Procedures for Change to Taxable-Substance List Issued

Thomson Reuters Tax & Accounting  

· 5 minute read

Thomson Reuters Tax & Accounting  

· 5 minute read

The IRS has issued procedures for additions to and removals from the list of substances subject to Superfund chemical taxes. The Infrastructure Investment and Jobs Act (IIJA, PL 117-58) reinstated the Superfund taxes effective July 1, 2022.

Superfund chemical taxes.

The Superfund was enacted through the Comprehensive Environmental Response, Compensation, and Liability Act of 1980 (CERCLA) to create a hazardous-substance cleanup program. CERCLA established the Hazardous Substance Response Trust Fund, which was funded, in part, by an excise tax on sales of “taxable chemicals” and sales or use of imported “taxable substances” that involve one or more taxable chemicals in their manufacture or production (the Superfund chemical taxes). These Superfund chemical taxes expired on December 31, 1995.

However, the IIJA reinstated, effective July 1 this year, the Superfund chemical taxes with several modifications, including to applicable tax rates. In addition, the IIJA modified the test for determining whether a substance is a taxable substance by lowering the required percentage of taxable chemicals used to produce the substance to 20% from 50% of the weight (or value) of the materials used in producing the substance.

Taxable chemicals and substances.

A list of taxable chemicals and the tax imposed on those chemicals can be found in Code Sec. 4661(b).

A taxable substance is any substance that is listed in (1) Code Sec. 4672(a)(3), (2) Notice 2021-66, or (3) on the Treasury Secretary’s list of taxable substances (the List). See IRS issues guidance on reinstated Superfund chemical excise taxes (12/15/2021).

An interested party—that is, an importer or exporter of chemicals—may request that a substance be added to, or removed from, the list.

Procedures for adding and removing substances from the list.

To request that a substance be added or removed from the list, an interested party must submit a petition to the IRS.

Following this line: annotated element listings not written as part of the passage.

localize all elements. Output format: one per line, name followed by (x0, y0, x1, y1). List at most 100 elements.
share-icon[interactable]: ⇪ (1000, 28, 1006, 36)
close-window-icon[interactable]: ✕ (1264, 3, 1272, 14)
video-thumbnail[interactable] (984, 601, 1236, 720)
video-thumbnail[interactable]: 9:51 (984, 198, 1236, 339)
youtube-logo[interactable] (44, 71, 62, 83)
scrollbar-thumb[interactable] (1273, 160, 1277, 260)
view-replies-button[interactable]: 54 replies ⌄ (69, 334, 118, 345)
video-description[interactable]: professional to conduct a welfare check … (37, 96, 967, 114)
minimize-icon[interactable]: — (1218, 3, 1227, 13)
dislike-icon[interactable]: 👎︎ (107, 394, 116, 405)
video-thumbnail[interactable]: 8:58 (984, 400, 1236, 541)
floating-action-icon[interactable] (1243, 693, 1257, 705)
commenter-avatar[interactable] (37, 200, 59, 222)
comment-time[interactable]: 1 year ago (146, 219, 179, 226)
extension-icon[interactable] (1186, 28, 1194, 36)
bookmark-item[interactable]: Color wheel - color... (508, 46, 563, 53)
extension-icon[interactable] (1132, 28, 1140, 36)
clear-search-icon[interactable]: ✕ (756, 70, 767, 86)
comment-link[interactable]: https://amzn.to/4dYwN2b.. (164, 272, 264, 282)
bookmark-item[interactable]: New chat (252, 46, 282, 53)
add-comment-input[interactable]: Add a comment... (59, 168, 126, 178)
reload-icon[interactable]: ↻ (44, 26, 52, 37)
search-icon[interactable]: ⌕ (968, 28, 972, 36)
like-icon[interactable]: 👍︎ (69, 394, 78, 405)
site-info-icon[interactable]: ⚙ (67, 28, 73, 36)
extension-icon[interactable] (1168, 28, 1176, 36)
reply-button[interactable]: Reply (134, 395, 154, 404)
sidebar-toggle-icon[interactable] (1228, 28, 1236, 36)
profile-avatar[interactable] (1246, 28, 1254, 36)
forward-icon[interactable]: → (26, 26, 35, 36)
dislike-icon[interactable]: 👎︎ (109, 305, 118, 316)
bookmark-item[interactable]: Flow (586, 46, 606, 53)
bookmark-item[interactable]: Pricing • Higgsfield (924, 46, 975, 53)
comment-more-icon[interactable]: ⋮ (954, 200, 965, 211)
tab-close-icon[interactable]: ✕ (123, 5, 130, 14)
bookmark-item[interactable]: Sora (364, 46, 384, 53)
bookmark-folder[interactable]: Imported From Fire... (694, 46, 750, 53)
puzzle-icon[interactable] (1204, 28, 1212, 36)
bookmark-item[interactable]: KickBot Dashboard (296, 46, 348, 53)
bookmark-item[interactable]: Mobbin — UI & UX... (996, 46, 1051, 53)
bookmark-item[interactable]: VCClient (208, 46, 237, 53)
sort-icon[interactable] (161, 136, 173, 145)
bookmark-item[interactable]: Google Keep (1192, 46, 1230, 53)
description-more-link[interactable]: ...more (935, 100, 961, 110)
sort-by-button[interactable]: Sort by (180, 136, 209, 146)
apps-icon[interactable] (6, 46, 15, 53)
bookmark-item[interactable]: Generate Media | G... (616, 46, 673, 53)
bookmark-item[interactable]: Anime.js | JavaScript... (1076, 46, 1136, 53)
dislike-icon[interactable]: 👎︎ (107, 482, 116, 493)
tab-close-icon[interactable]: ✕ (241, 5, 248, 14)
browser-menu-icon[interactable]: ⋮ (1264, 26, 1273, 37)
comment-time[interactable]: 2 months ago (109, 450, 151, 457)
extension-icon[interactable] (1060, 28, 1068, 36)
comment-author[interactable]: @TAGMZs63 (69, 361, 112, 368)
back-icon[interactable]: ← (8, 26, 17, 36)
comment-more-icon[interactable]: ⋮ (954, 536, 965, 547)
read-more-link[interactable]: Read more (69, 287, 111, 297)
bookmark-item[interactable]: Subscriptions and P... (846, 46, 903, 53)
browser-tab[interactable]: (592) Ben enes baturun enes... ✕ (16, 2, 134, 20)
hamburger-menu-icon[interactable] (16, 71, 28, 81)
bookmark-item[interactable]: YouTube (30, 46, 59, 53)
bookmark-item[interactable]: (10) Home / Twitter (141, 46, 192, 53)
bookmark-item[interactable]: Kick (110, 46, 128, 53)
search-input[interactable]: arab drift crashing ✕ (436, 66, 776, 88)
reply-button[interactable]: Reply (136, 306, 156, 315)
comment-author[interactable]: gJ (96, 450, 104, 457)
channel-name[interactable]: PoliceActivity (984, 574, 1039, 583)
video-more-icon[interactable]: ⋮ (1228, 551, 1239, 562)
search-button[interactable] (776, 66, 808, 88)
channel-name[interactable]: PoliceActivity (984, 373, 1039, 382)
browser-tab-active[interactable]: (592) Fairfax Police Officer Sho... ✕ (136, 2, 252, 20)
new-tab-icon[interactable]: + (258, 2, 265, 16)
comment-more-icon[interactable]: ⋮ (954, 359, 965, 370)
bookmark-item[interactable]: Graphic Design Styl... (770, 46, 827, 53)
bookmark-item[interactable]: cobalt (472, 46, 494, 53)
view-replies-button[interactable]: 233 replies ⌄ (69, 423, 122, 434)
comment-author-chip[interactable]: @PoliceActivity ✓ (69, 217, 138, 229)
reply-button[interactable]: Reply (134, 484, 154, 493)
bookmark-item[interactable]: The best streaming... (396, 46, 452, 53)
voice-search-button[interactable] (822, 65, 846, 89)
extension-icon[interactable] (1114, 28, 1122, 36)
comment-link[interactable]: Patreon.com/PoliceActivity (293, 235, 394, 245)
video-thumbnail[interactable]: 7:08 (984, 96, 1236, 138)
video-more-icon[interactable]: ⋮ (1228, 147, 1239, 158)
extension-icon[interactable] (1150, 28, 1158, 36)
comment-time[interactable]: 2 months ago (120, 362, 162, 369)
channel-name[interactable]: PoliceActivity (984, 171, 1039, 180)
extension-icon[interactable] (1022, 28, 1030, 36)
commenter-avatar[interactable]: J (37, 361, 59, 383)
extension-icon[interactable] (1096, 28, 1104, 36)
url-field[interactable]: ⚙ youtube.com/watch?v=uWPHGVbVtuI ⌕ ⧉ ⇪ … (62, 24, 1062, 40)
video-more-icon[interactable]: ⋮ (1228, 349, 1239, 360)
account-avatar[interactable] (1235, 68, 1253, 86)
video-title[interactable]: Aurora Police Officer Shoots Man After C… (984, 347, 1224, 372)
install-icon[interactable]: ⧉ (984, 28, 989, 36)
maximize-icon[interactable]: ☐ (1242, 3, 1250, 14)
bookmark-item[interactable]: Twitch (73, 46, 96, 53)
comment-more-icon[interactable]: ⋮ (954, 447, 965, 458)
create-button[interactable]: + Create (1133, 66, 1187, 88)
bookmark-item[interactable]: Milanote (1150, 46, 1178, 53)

Note. Generally, for a substance to be added to the list, taxable chemicals must constitute more than 20% of the weight or value of the materials used to produce the substance. To be removed from the list, taxable chemicals must constitute 20% or less of the weight or value of the materials used to produce the substance.

The IRS requires a separate petition for each substance an interested party wants added to, or removed from, the list.

The petition may be submitted by fax, email, or certified mail. (Rev Proc 2022-25, Sec. 5.01)

For details on submitting a petition via fax, see Sec. 5.04; for emailing details, see Sec. 5.05; for mailing details, see Sec. 5.06.

However, the IRS will acknowledge receipt of the petition only by regular mail. (Rev Proc 2022-26, Sec. 5.03)

For purposes of the 180-day determination period in Code Sec. 4672(a)(2), a submitted petition is “filed” when it’s accepted by the IRS. The filing date is the date of the IRS’ letter accepting the petition. The IRS will accept a petition only if it includes all of the information required in Rev Proc 2022-26, Sec 6.